For automation that cannot open a browser to sign in, create a static API key:

  1. In Settings → Integrations → AI agents (MCP), select Create key.
  2. Scope it to a workspace or the whole account, and optionally set an expiry date, a daily call cap, and a workflow allowlist. With an allowlist, the key can only see and run the listed workflows.
  3. Copy the key when it is shown. It appears exactly once — only a hash is stored, so a lost key means revoking it and creating a new one.

The agent sends the key as a bearer token against the same connection URL.

Keys run workflows; they never build them

API keys are run-only by design. A leaked key can trigger the workflows it is scoped to — bound by its cap and your plan's daily budget — but it can never rewrite a workflow, and revocation takes effect within 30 seconds.

See what's connected

The Connected clients card on the MCP settings page lists every client app and credential that has used your account's MCP server recently: signed-in agents (with the client app that connected), API keys, when each was last seen, and how many calls it made.
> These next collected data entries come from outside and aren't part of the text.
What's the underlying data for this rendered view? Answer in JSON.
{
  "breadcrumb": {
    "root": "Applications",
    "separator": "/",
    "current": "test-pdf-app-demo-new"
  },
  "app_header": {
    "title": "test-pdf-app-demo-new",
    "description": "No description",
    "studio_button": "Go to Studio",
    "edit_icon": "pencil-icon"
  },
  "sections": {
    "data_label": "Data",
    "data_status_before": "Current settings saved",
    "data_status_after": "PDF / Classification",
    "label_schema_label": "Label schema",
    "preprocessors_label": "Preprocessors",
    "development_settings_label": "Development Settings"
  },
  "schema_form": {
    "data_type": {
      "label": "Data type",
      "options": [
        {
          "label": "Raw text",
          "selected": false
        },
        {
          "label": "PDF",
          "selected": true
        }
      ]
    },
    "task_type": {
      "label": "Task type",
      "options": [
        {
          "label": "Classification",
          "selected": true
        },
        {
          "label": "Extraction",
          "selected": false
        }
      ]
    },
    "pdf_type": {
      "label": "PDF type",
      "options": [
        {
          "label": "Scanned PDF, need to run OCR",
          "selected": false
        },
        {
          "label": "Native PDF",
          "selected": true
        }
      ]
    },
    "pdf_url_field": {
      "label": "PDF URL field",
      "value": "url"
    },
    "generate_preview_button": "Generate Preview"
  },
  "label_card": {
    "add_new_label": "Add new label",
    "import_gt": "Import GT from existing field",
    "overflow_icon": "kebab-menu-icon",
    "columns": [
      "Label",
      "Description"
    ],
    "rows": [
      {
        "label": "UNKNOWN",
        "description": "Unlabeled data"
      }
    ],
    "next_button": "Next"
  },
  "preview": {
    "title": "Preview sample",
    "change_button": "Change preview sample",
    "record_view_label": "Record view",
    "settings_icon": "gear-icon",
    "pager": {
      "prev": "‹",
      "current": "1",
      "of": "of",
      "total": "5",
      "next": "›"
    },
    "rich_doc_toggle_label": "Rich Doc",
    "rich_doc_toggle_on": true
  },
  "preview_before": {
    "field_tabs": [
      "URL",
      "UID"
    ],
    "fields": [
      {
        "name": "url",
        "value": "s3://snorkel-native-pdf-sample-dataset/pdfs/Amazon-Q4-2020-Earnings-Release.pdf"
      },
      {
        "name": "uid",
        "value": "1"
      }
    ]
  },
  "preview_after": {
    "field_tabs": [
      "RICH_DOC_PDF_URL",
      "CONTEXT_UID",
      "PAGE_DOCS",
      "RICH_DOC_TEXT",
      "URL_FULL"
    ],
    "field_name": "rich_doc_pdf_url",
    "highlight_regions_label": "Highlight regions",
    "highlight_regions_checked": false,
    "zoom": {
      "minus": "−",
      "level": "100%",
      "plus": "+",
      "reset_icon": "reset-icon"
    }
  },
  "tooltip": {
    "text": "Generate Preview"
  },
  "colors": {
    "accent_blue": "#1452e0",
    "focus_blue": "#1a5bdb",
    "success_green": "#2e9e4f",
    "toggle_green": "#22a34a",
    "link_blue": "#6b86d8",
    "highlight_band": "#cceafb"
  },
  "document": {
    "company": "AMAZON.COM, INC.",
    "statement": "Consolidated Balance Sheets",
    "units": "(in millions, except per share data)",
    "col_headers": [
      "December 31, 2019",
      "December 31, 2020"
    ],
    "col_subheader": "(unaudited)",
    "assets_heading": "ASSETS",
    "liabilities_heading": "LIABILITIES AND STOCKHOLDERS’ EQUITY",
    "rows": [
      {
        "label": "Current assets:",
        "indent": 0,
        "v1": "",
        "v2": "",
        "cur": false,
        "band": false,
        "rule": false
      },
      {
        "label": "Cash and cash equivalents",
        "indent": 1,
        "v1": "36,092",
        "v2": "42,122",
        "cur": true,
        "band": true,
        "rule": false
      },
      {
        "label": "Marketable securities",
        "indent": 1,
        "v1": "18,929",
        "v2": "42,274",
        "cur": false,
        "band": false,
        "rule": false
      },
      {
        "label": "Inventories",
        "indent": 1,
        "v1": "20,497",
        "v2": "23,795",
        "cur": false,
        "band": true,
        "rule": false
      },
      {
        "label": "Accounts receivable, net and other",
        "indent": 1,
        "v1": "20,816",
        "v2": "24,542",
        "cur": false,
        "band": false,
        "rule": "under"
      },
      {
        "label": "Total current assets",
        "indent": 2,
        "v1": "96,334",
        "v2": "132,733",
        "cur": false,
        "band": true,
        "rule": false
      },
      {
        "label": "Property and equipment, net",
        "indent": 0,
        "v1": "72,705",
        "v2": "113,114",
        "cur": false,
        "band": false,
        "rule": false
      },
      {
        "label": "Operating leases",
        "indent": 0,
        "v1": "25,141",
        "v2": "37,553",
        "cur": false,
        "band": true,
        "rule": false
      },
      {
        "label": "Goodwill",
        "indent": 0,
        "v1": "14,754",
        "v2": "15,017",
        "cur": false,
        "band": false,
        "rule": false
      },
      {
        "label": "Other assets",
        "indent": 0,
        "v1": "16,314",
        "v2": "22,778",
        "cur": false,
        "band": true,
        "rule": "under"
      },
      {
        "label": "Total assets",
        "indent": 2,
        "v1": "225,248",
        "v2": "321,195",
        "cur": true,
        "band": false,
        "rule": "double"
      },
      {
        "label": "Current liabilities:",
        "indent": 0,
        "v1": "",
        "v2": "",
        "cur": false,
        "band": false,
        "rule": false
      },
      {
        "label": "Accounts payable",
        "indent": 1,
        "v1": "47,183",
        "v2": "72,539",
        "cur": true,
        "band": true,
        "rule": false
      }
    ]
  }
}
Revoke an API key from the table above it; a signed-in agent loses access when you disconnect it from the agent's own settings or the user's access changes.

If it doesn't work

  • The agent's connection fails before sign-in — check the URL. Both slugs must match your account and workspace exactly; the settings page is the source of truth.
  • tools/list is empty or missing a workflow — the workflow's active version needs Expose this workflow as an MCP tool turned on, and your connection's scope must include its workspace. API keys with an allowlist only see listed workflows.
  • Calls return rate-limited — you hit the hourly bounds or your plan's daily tool-call budget. The response says when to retry. See MCP tools and limits for the numbers.
  • Authoring tools are missing — authoring requires a workspace-scoped URL, a sign-in connection (not an API key), and a plan that includes it.